Where to begin? Looking for a job or an internship often feels like looking for a needle in a haystack. Unfortunately, there is no formula for the best way to look for a job. That being said, taking a brute force approach and applying for anything and everything you can find that relates to your education or your previous experience will most likely not get you the job of your dreams.
Instead, consider taking a little time to reflect on a few things and develop a plan that will give you a leg up on your competition and prevent you from moving back in with Mom and Dad. (Love you, mean it, Mom)
Step 1: Decide what you want and what you don’t want.
Now, you don’t have to decide who you want to be for the rest of your life or know exactly what job title you want to have. Rather, consider what kinds of things you would be interested in doing. For example, if you don’t like reading all that much, you shouldn’t apply to work at a publishing company. If you can’t get enough of staying on top of current events, then maybe working for a news station is a good starting place. Don’t spend too much time developing a list. Instead, take one thing on your list and one day at a time to look for jobs that relate to your interest. It won’t take you long to figure out what will really keep you coming back day after day.
Step 2: Decide where you’re willing to go and where you’re not willing to go.
Sure dropping everything and moving to Australia sounds exciting, but are you really willing to leave what you know for the unknown? Do you want to stay in your college town or do you want to move away? These too are hard questions, but deciding on a location or locations can be a great help in narrowing your overall search. Just like you did with your interests, take it one place at a time. Look for what is available in one place one day and then look at another place the next day. Taking things one step or piece at a time can keep you from getting overwhelmed.

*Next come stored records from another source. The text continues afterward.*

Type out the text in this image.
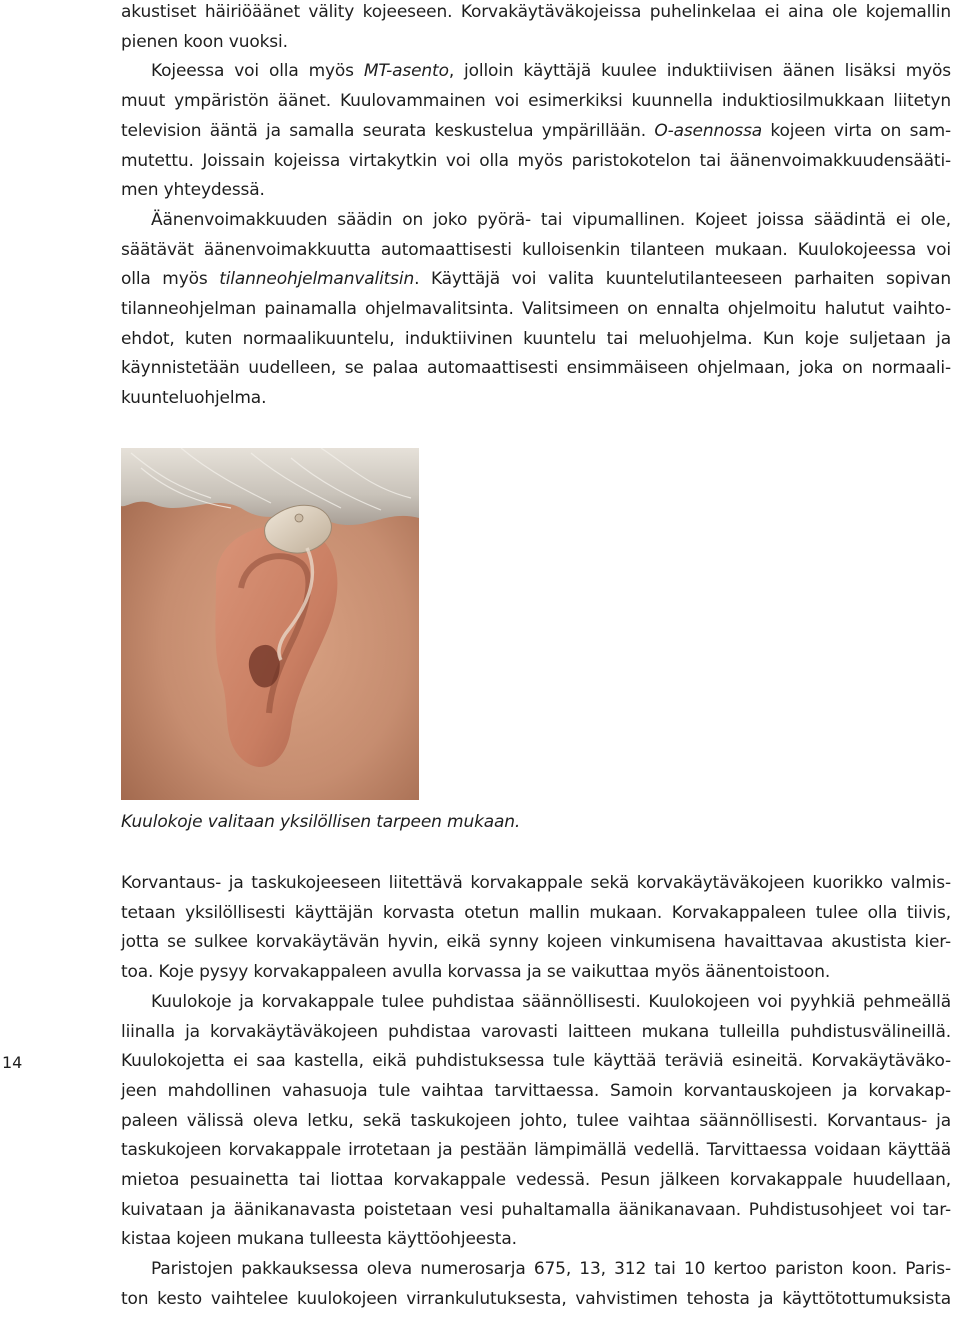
akustiset häiriöäänet välity kojeeseen. Korvakäytäväkojeissa puhelinkelaa ei aina ole kojemallin
pienen koon vuoksi.

Kojeessa voi olla myös MT-asento, jolloin käyttäjä kuulee induktiivisen äänen lisäksi myös
muut ympäristön äänet. Kuulovammainen voi esimerkiksi kuunnella induktiosilmukkaan liitetyn
television ääntä ja samalla seurata keskustelua ympärillään. O-asennossa kojeen virta on sam-
mutettu. Joissain kojeissa virtakytkin voi olla myös paristokotelon tai äänenvoimakkuudensääti-
men yhteydessä.

Äänenvoimakkuuden säädin on joko pyörä- tai vipumallinen. Kojeet joissa säädintä ei ole,
säätävät äänenvoimakkuutta automaattisesti kulloisenkin tilanteen mukaan. Kuulokojeessa voi
olla myös tilanneohjelmanvalitsin. Käyttäjä voi valita kuuntelutilanteeseen parhaiten sopivan
tilanneohjelman painamalla ohjelmavalitsinta. Valitsimeen on ennalta ohjelmoitu halutut vaihto-
ehdot, kuten normaalikuuntelu, induktiivinen kuuntelu tai meluohjelma. Kun koje suljetaan ja
käynnistetään uudelleen, se palaa automaattisesti ensimmäiseen ohjelmaan, joka on normaali-
kuunteluohjelma.

Kuulokoje valitaan yksilöllisen tarpeen mukaan.

Korvantaus- ja taskukojeeseen liitettävä korvakappale sekä korvakäytäväkojeen kuorikko valmis-
tetaan yksilöllisesti käyttäjän korvasta otetun mallin mukaan. Korvakappaleen tulee olla tiivis,
jotta se sulkee korvakäytävän hyvin, eikä synny kojeen vinkumisena havaittavaa akustista kier-
toa. Koje pysyy korvakappaleen avulla korvassa ja se vaikuttaa myös äänentoistoon.

Kuulokoje ja korvakappale tulee puhdistaa säännöllisesti. Kuulokojeen voi pyyhkiä pehmeällä
liinalla ja korvakäytäväkojeen puhdistaa varovasti laitteen mukana tulleilla puhdistusvälineillä.
Kuulokojetta ei saa kastella, eikä puhdistuksessa tule käyttää teräviä esineitä. Korvakäytäväko-
jeen mahdollinen vahasuoja tule vaihtaa tarvittaessa. Samoin korvantauskojeen ja korvakap-
paleen välissä oleva letku, sekä taskukojeen johto, tulee vaihtaa säännöllisesti. Korvantaus- ja
taskukojeen korvakappale irrotetaan ja pestään lämpimällä vedellä. Tarvittaessa voidaan käyttää
mietoa pesuainetta tai liottaa korvakappale vedessä. Pesun jälkeen korvakappale huudellaan,
kuivataan ja äänikanavasta poistetaan vesi puhaltamalla äänikanavaan. Puhdistusohjeet voi tar-
kistaa kojeen mukana tulleesta käyttöohjeesta.

Paristojen pakkauksessa oleva numerosarja 675, 13, 312 tai 10 kertoo pariston koon. Paris-
ton kesto vaihtelee kuulokojeen virrankulutuksesta, vahvistimen tehosta ja käyttötottumuksista

14
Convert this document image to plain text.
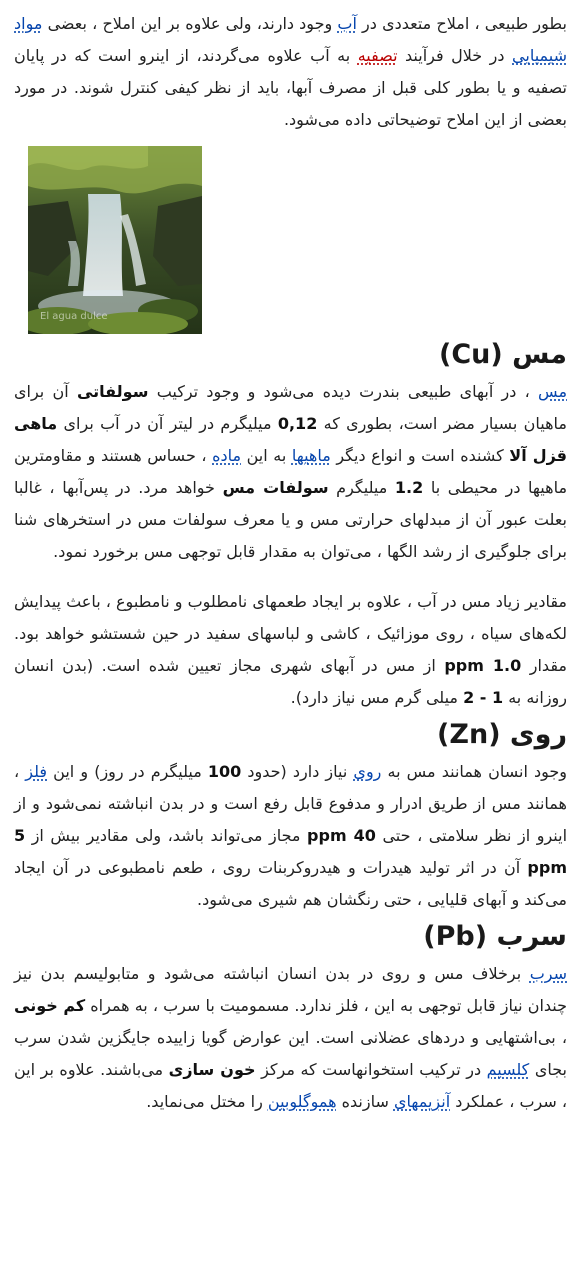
بطور طبیعی ، املاح متعددی در آب وجود دارند، ولی علاوه بر این املاح ، بعضی مواد شیمیایی در خلال فرآیند تصفیه به آب علاوه می‌گردند، از اینرو است که در پایان تصفیه و یا بطور کلی قبل از مصرف آبها، باید از نظر کیفی کنترل شوند. در مورد بعضی از این املاح توضیحاتی داده می‌شود.

El agua dulce
مس (Cu)

مس ، در آبهای طبیعی بندرت دیده می‌شود و وجود ترکیب سولفاتی آن برای ماهیان بسیار مضر است، بطوری که 0,12 میلیگرم در لیتر آن در آب برای ماهی قزل آلا کشنده است و انواع دیگر ماهیها به این ماده ، حساس هستند و مقاومترین ماهیها در محیطی با 1.2 میلیگرم سولفات مس خواهد مرد. در پس‌آبها ، غالبا بعلت عبور آن از مبدلهای حرارتی مس و یا معرف سولفات مس در استخرهای شنا برای جلوگیری از رشد الگها ، می‌توان به مقدار قابل توجهی مس برخورد نمود.

مقادیر زیاد مس در آب ، علاوه بر ایجاد طعمهای نامطلوب و نامطبوع ، باعث پیدایش لکه‌های سیاه ، روی موزائیک ، کاشی و لباسهای سفید در حین شستشو خواهد بود. مقدار ppm 1.0 از مس در آبهای شهری مجاز تعیین شده است. (بدن انسان روزانه به 1 - 2 میلی گرم مس نیاز دارد).

روی (Zn)

وجود انسان همانند مس به روی نیاز دارد (حدود 100 میلیگرم در روز) و این فلز ، همانند مس از طریق ادرار و مدفوع قابل رفع است و در بدن انباشته نمی‌شود و از اینرو از نظر سلامتی ، حتی 40 ppm مجاز می‌تواند باشد، ولی مقادیر بیش از 5 ppm آن در اثر تولید هیدرات و هیدروکربنات روی ، طعم نامطبوعی در آن ایجاد می‌کند و آبهای قلیایی ، حتی رنگشان هم شیری می‌شود.

سرب (Pb)

سرب برخلاف مس و روی در بدن انسان انباشته می‌شود و متابولیسم بدن نیز چندان نیاز قابل توجهی به این ، فلز ندارد. مسمومیت با سرب ، به همراه کم خونی ، بی‌اشتهایی و دردهای عضلانی است. این عوارض گویا زاییده جایگزین شدن سرب بجای کلسیم در ترکیب استخوانهاست که مرکز خون سازی می‌باشند. علاوه بر این ، سرب ، عملکرد آنزیمهای سازنده هموگلوبین را مختل می‌نماید.
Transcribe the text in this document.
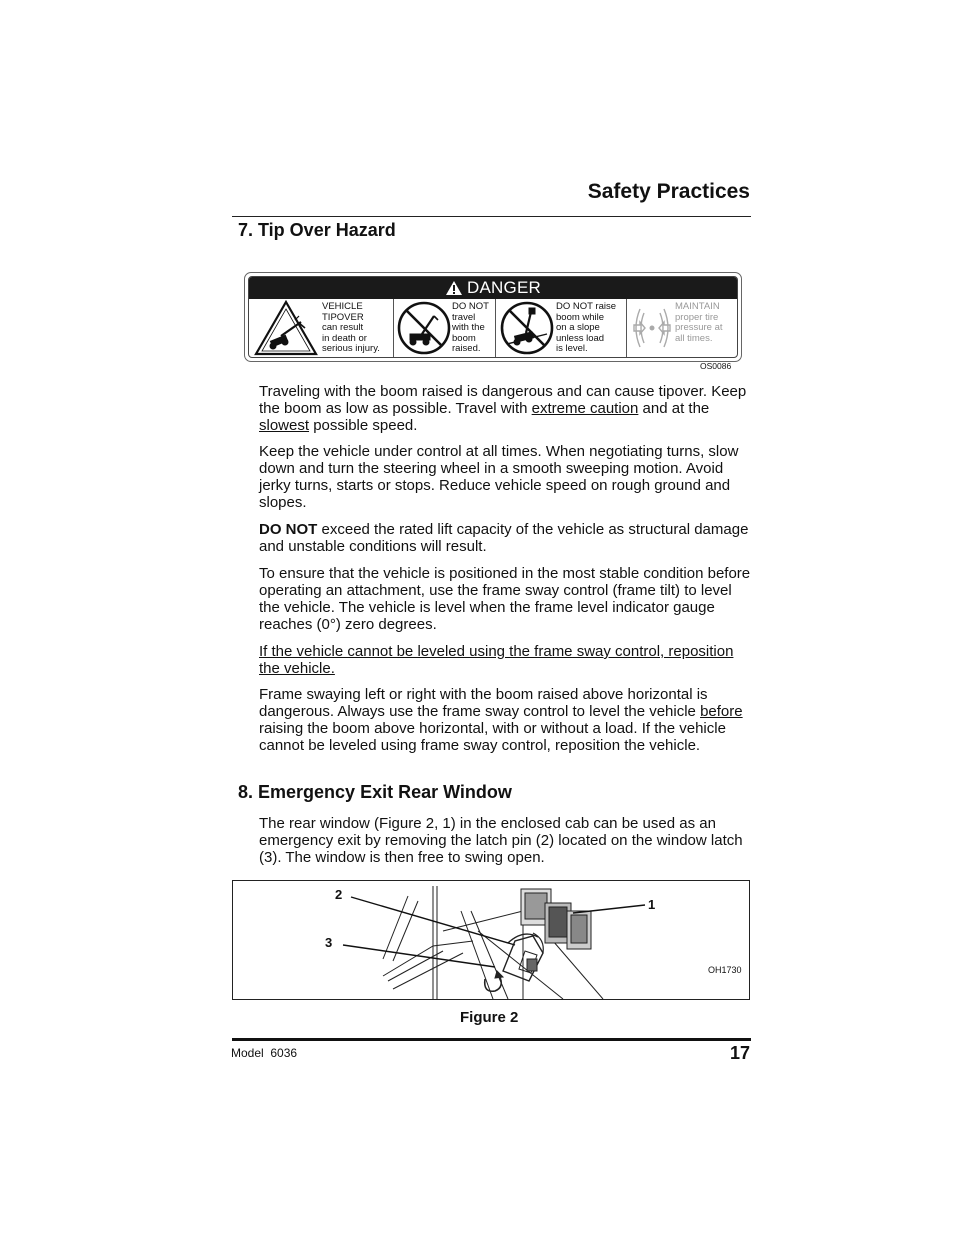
Safety Practices
7. Tip Over Hazard
DANGER
VEHICLE
TIPOVER
can result
in death or
serious injury.
DO NOT
travel
with the
boom
raised.
DO NOT raise
boom while
on a slope
unless load
is level.
MAINTAIN
proper tire
pressure at
all times.
OS0086
Traveling with the boom raised is dangerous and can cause tipover. Keep the boom as low as possible. Travel with extreme caution and at the slowest possible speed.
Keep the vehicle under control at all times. When negotiating turns, slow down and turn the steering wheel in a smooth sweeping motion. Avoid jerky turns, starts or stops. Reduce vehicle speed on rough ground and slopes.
DO NOT exceed the rated lift capacity of the vehicle as structural damage and unstable conditions will result.
To ensure that the vehicle is positioned in the most stable condition before operating an attachment, use the frame sway control (frame tilt) to level the vehicle. The vehicle is level when the frame level indicator gauge reaches (0°) zero degrees.
If the vehicle cannot be leveled using the frame sway control, reposition the vehicle.
Frame swaying left or right with the boom raised above horizontal is dangerous. Always use the frame sway control to level the vehicle before raising the boom above horizontal, with or without a load. If the vehicle cannot be leveled using frame sway control, reposition the vehicle.
8. Emergency Exit Rear Window
The rear window (Figure 2, 1) in the enclosed cab can be used as an emergency exit by removing the latch pin (2) located on the window latch (3). The window is then free to swing open.
2
3
1
OH1730
Figure 2
Model  6036	17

Step 3: Figure out whom you know.
One of the best ways to get a foot in the door of a place you want to work is to know someone on the inside. Having an inside man or woman can be the difference between getting an interview and your resume disappearing into the ether. Create a basic list of whom you know and look for jobs you are interested in at their companies or at their partner companies. Exercise your contacts and always be in the process of developing more. Even if you decide to move across the country, there is always a chance that someone you have encountered in a professional setting knows someone else within your field. As you build on your list, stay organized so that you can quickly discover connections. Think six degrees of separation (or Kevin Bacon, whichever works).
It’s as easy as 1, 2, 3. I bet you just thought “Sure it is…” I know this guide might seem like an oversimplification, but that’s kinda the point. In order to narrow your job hunt, you have to know the basics about yourself so that when you are rifling through all that hay you can separate the flimsy pieces of straw from that solid needle pointing you in the right direction.